PfizerとBioNTechの新型コロナウイルスワクチン候補の臨床試験の中間解析結果によって、マーケットの雰囲気は一変した。当然ウィルス感染拡大後に好調だったテクノロジーセクターから、これまで打撃を受け続けてきた不動産や航空会社のようなセクターへの資金シフトが起きた。
デルタ航空やアメリカン航空などのような航空株は15%上昇、英国ブリティッシュ・エアウェイズなどは25%上昇した。ショッピングセンターなどの株の中には2日で50%上昇したものもある。ここまで半値以下になっていたものが戻った格好なのだが、これらの株をショートしていたヘッジファンドが巨額損失を被ったようだ。

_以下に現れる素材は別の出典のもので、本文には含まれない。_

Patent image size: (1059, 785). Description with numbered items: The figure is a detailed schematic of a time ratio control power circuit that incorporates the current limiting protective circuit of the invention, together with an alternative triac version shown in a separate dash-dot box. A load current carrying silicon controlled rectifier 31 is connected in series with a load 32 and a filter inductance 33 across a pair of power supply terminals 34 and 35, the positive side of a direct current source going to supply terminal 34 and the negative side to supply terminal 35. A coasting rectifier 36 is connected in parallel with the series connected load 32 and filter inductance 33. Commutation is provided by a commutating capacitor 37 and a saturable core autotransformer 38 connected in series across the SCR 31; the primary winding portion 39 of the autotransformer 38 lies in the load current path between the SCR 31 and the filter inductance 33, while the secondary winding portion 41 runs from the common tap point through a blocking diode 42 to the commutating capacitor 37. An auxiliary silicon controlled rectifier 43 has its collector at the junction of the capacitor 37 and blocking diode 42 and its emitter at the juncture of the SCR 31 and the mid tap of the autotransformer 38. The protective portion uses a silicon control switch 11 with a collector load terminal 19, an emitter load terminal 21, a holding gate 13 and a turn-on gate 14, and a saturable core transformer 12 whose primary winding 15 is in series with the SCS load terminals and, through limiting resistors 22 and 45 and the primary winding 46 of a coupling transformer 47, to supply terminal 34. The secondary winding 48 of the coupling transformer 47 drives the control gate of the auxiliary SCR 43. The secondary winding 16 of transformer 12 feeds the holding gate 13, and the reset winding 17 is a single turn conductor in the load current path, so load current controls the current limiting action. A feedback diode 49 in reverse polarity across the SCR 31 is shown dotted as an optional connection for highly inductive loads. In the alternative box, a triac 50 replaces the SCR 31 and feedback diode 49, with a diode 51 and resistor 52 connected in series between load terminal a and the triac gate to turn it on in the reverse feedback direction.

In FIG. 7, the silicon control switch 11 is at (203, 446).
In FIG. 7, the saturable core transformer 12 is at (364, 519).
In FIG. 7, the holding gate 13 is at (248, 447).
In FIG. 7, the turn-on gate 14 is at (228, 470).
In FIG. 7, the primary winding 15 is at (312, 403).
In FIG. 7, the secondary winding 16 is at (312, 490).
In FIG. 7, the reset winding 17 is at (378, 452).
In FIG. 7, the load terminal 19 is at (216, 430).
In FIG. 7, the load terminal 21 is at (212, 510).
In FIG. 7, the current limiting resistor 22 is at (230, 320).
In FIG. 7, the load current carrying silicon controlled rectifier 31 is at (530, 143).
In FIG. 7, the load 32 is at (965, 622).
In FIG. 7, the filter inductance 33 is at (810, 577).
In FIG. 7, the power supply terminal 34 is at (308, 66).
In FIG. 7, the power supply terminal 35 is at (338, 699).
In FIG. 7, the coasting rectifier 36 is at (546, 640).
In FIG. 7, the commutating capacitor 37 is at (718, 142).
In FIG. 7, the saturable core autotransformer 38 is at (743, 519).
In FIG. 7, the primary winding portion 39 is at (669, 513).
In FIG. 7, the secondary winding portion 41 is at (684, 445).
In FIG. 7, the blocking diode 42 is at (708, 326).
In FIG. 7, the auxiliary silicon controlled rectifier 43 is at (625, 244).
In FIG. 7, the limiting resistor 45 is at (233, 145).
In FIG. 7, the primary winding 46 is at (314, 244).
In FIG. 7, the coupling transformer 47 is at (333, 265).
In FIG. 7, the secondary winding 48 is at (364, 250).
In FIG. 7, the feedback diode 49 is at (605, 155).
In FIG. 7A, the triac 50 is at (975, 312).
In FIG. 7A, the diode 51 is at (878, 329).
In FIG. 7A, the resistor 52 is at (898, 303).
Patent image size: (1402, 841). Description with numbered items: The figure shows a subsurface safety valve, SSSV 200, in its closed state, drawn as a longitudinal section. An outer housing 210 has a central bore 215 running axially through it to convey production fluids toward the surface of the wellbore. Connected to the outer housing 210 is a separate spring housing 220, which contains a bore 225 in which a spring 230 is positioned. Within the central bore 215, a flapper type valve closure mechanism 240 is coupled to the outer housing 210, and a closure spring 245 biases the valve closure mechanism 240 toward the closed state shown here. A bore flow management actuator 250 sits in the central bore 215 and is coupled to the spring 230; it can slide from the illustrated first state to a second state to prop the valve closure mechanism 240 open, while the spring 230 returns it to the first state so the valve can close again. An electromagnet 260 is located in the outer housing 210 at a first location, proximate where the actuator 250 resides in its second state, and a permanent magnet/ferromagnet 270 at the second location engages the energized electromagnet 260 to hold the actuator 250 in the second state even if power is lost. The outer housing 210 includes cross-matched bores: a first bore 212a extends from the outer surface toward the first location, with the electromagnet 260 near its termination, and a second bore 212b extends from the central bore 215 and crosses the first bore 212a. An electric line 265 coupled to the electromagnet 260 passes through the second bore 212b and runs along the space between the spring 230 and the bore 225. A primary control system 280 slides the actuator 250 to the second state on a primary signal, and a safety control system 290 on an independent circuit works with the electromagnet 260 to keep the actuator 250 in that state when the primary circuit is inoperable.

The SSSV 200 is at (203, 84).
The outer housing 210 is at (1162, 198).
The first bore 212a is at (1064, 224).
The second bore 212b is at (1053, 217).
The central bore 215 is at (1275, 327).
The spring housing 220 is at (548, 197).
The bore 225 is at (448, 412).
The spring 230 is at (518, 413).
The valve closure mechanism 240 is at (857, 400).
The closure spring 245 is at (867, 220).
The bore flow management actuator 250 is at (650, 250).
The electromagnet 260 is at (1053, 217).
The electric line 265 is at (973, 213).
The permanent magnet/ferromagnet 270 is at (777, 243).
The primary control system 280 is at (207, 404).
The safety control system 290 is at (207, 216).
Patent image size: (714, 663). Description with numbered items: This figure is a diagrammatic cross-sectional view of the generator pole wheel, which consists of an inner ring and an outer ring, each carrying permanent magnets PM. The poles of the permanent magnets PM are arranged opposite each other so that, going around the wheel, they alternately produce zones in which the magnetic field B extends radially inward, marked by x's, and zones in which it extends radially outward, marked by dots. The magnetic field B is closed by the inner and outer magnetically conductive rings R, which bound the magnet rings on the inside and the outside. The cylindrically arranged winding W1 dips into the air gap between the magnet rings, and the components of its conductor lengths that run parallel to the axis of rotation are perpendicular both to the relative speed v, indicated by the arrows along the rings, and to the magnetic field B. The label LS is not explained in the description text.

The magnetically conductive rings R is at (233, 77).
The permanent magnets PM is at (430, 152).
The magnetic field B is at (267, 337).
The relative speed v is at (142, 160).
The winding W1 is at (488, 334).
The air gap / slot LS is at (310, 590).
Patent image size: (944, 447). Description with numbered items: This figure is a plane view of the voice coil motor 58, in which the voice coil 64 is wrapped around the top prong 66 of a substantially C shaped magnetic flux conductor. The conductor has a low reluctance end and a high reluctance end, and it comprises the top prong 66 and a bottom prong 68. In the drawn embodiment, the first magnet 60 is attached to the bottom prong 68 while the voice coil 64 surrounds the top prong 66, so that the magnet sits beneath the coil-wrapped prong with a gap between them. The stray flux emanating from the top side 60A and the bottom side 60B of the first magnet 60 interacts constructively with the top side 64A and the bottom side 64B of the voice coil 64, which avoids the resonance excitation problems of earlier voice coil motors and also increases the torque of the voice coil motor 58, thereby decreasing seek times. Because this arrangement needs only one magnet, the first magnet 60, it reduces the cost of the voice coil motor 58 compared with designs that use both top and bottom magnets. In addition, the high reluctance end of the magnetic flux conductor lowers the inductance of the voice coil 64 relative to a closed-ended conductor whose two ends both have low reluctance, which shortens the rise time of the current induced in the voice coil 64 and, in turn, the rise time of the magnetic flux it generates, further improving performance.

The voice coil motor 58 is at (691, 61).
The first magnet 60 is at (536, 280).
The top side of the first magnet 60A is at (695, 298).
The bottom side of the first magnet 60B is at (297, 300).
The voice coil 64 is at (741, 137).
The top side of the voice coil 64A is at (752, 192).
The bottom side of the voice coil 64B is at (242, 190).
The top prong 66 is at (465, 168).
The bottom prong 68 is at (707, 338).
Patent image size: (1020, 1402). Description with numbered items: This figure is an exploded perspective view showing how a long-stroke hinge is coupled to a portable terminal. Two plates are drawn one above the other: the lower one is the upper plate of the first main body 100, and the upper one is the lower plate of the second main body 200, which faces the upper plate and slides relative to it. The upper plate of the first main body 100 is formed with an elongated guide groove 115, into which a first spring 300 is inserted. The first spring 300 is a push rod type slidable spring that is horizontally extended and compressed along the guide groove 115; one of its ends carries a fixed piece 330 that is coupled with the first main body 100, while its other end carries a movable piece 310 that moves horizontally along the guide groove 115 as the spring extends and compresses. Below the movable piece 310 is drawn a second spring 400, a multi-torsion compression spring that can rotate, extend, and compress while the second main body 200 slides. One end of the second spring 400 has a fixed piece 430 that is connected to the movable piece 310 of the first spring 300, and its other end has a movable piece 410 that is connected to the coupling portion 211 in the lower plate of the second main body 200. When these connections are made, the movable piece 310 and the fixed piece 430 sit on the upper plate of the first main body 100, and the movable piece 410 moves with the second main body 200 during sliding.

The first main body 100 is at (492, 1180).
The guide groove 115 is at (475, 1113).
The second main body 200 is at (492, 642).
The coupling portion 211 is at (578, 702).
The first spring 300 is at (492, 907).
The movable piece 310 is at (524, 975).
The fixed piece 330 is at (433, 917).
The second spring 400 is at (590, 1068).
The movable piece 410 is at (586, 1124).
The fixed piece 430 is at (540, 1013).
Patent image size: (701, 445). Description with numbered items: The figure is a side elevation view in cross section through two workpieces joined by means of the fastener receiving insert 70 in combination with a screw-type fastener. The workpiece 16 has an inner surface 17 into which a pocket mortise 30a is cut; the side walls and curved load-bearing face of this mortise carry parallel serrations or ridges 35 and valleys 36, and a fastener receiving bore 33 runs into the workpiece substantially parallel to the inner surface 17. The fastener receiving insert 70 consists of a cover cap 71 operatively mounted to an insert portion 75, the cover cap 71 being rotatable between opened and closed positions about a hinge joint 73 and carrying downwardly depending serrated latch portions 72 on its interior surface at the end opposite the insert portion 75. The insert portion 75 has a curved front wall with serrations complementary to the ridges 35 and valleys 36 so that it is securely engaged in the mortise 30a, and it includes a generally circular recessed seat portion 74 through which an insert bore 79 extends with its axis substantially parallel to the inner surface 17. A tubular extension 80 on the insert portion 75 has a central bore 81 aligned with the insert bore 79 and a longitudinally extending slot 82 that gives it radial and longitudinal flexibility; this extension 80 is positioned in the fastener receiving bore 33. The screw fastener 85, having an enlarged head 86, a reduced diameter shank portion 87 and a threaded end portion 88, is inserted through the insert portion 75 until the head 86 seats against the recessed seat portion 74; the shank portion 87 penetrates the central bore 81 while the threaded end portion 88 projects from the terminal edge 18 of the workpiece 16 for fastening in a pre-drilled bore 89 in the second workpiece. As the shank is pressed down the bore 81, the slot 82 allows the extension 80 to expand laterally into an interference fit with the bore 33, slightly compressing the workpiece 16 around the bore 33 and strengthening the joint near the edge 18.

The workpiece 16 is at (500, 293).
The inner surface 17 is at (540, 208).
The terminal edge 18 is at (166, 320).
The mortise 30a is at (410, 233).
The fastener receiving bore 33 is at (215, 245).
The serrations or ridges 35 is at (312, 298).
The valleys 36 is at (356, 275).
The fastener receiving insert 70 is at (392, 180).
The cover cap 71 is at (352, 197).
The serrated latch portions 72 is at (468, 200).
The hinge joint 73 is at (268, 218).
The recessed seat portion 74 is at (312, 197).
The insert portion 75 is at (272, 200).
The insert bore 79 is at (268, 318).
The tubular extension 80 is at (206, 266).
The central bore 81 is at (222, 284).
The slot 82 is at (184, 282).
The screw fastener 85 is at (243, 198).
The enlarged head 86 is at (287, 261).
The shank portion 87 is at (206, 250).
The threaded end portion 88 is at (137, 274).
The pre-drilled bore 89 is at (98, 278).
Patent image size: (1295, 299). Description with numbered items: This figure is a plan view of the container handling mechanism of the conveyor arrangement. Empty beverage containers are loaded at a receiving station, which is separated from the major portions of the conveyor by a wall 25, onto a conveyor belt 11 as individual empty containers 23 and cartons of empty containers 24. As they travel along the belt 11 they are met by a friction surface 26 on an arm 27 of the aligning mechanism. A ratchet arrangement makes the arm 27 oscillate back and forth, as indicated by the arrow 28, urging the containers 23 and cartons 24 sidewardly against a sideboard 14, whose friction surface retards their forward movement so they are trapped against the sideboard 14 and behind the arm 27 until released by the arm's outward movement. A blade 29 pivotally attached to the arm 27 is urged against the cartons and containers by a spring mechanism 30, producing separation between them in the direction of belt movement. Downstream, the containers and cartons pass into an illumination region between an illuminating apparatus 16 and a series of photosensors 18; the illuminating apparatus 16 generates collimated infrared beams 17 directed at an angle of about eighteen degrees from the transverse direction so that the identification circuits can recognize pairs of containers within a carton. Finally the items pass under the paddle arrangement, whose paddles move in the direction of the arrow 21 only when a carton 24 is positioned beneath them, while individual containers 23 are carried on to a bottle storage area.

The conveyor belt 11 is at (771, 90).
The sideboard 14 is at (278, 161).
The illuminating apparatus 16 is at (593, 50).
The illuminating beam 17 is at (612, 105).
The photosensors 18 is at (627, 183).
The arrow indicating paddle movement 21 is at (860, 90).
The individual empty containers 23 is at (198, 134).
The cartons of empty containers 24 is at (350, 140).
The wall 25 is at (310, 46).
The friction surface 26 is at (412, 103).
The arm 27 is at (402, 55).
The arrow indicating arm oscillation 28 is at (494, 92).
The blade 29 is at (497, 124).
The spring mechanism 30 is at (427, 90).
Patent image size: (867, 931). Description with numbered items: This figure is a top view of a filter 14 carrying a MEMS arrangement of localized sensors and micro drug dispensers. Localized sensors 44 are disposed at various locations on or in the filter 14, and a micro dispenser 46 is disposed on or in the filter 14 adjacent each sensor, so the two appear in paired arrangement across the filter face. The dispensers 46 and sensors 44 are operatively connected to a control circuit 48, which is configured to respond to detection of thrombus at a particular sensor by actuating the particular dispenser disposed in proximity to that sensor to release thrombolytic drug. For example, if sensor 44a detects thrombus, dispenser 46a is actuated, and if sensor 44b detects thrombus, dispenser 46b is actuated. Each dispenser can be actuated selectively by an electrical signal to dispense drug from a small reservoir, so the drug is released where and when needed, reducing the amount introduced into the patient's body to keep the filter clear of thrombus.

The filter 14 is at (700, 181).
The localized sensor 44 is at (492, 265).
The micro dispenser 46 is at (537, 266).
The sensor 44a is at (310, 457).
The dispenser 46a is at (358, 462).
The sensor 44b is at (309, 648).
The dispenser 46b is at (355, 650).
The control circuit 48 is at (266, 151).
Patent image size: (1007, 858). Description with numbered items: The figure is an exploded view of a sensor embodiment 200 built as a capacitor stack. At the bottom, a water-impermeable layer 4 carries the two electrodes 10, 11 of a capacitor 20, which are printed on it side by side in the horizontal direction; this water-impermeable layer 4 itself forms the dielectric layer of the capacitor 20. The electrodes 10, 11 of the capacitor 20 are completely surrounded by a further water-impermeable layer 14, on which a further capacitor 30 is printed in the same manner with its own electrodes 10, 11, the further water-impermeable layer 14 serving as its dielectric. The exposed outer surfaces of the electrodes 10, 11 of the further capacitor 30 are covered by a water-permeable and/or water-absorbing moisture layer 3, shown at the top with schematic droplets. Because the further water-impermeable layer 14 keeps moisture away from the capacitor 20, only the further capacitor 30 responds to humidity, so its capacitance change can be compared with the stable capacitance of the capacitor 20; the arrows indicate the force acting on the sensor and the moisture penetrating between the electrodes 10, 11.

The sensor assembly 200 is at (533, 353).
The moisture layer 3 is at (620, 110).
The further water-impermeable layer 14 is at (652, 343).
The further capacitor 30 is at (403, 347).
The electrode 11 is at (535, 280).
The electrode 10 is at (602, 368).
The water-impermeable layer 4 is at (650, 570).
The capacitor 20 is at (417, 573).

バリュー株はは6.4%上昇し、1980年代以来の強い上昇となったが、モメンタム株は13.7%下落で過去最悪の損失となったというJPMの分析も報じられている。さすがにここまで動くとコンピューターを使ったアルゴ取引などのフローも変わってくるだろうから、ちょっとした転換点になっている。
ワクチンもめぐる状況は今後も不透明だが、それでも来年以降は前年比の業績が上向くところが増えるだろう。今年好調だったテクノロジー株も、前年比ベースでは大きく伸びないかもしれないが、そうは言っても業績不安が大きいわけではない。
一般的に米国株はテクノロジー株の占める割合が多いが、この流れからすると今後は米国から日本や英国への資金シフトが起きるかもしれない。
債券に目を向けると、一時的には金利の上昇を予想する声が多いものの、不透明性が高まればFRBが行動を起こすだろうから、金利が大きく上昇していくとも考えにくい。
ドル安とヘッジコストの低下もあり、特に日本の投資家から米国クレジット物への投資意欲も上がってくる可能性がある。足元でのドル調達コストは低位安定しているが、為替スワップや通貨スワップによってドル調達を行って米国社債に投資するという動きが出てくると通貨ベーシスのワイドニングも一定程度起きるかもしれない。
ただし、ファイザー等のニュースの後は、ジャンク債に大きな資金流入がみられた。よく見るとジャンク債の利回りは感染拡大前の水準まで完全に戻っている。銘柄選定は重要だろう。